教会旋法(モード)は、7音階であるメジャースケール・ナチュラルマイナースケールを7つの独立した音階(モードスケール)に分けて、あらゆるコード進行に柔軟に対応しようというもので、具体的には7音階であるメジャースケールを7つに細分化したものです。ドから始めた音階、レから始めた音階、という具合に。
モードスケール一覧
以下にモードスケールの一覧を書きますが、度数表記に関しては以下のようになります。
m2→♭2
M2→2
P4→4
P5→5
3度、6度、7度は、M(メジャー)、m(マイナー)の表記を付けるという書き方で統一します。
- イオニアン(ドから=メジャースケール)1,2,M3,P4,P5,M6,M7
- ドリアン(レから)1,2,m3,P4,P5,M6,m7
- フィリジアン(ミから)1,♭2,m3,P4,P5,m6,m7
- リディアン(ファから)1,2,M3,♯4,P5,M6,M7
- ミクソリディアン(ソから)1,2,M3,P4,P5,M6,m7
- エオリアン(ラから=ナチュラルマイナースケール)1,2,m3,P4,P5,m6,m7
- ロクリアン(シから)1,♭2,m3,P4,♭5,m6,m7
これら7つの音階を指して「モードスケール」と呼ぶことがあります。
モードスケールは、このあと解説するメジャーキー・マイナーキー(ナチュラルマイナー)のダイアトニックスケールと同一のものですが「協会旋法から作られたスケール」ということで「モードスケール」という呼ばれかたもされるわけですね。
コードスケールの概念
コードスケールは、コードに対して1対1で音階を対応させて、あらゆるコード進行や転調に対応できるようにする考え方です。
これにより、あらゆるコード進行でのメロディー生成・インプロビゼーションが可能になります。
ダイアトニックスケール
ダイアトニックコードに対応するコードスケールをダイアトニックスケールといいます。
ダイアトニックスケールには上で解説したモードスケールが含まれます。
メジャーキーならイオニアンがⅠコードに、マイナーキーならエオリアンがⅠmコードに、それぞれ対応します。

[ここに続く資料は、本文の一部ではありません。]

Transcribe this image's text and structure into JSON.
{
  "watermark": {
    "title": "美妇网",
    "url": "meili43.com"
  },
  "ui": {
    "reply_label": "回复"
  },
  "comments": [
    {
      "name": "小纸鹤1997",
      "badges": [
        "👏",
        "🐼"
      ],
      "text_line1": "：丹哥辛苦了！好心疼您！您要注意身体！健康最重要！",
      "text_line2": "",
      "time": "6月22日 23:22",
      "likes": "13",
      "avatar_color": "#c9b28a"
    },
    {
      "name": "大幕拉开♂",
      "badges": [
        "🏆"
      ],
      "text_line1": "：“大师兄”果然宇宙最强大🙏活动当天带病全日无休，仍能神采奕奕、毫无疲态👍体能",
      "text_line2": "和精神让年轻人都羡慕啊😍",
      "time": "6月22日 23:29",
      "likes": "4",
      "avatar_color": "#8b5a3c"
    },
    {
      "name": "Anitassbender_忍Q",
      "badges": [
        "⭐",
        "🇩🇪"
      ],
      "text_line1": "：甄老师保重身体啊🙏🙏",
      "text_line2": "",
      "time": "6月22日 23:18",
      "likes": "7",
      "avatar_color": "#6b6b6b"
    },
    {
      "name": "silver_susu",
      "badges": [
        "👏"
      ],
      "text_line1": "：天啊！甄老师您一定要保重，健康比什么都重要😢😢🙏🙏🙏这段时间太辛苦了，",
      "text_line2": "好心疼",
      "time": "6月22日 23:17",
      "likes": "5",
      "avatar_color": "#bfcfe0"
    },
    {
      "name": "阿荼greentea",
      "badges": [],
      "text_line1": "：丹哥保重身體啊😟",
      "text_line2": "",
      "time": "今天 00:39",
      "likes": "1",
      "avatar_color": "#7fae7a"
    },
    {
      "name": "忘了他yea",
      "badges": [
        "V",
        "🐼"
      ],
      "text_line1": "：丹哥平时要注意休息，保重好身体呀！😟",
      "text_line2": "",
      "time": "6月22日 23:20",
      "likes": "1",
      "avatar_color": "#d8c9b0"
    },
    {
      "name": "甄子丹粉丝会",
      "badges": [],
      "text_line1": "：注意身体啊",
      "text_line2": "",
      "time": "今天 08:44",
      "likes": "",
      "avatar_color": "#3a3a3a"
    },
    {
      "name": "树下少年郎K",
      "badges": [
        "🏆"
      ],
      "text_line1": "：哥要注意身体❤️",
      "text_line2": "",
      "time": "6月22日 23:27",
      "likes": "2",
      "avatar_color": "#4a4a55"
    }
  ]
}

以下に各キーのダイアトニック・コードをあげていきます。
把握しやすいように全てC音をルートとしたキーで統一し、コードは4和音で記載します。
Cメジャーのダイアトニックスケール
メジャーキーとナチュラルマイナーキーのダイアトニックスケールは、上で解説したモードスケールが用いられます。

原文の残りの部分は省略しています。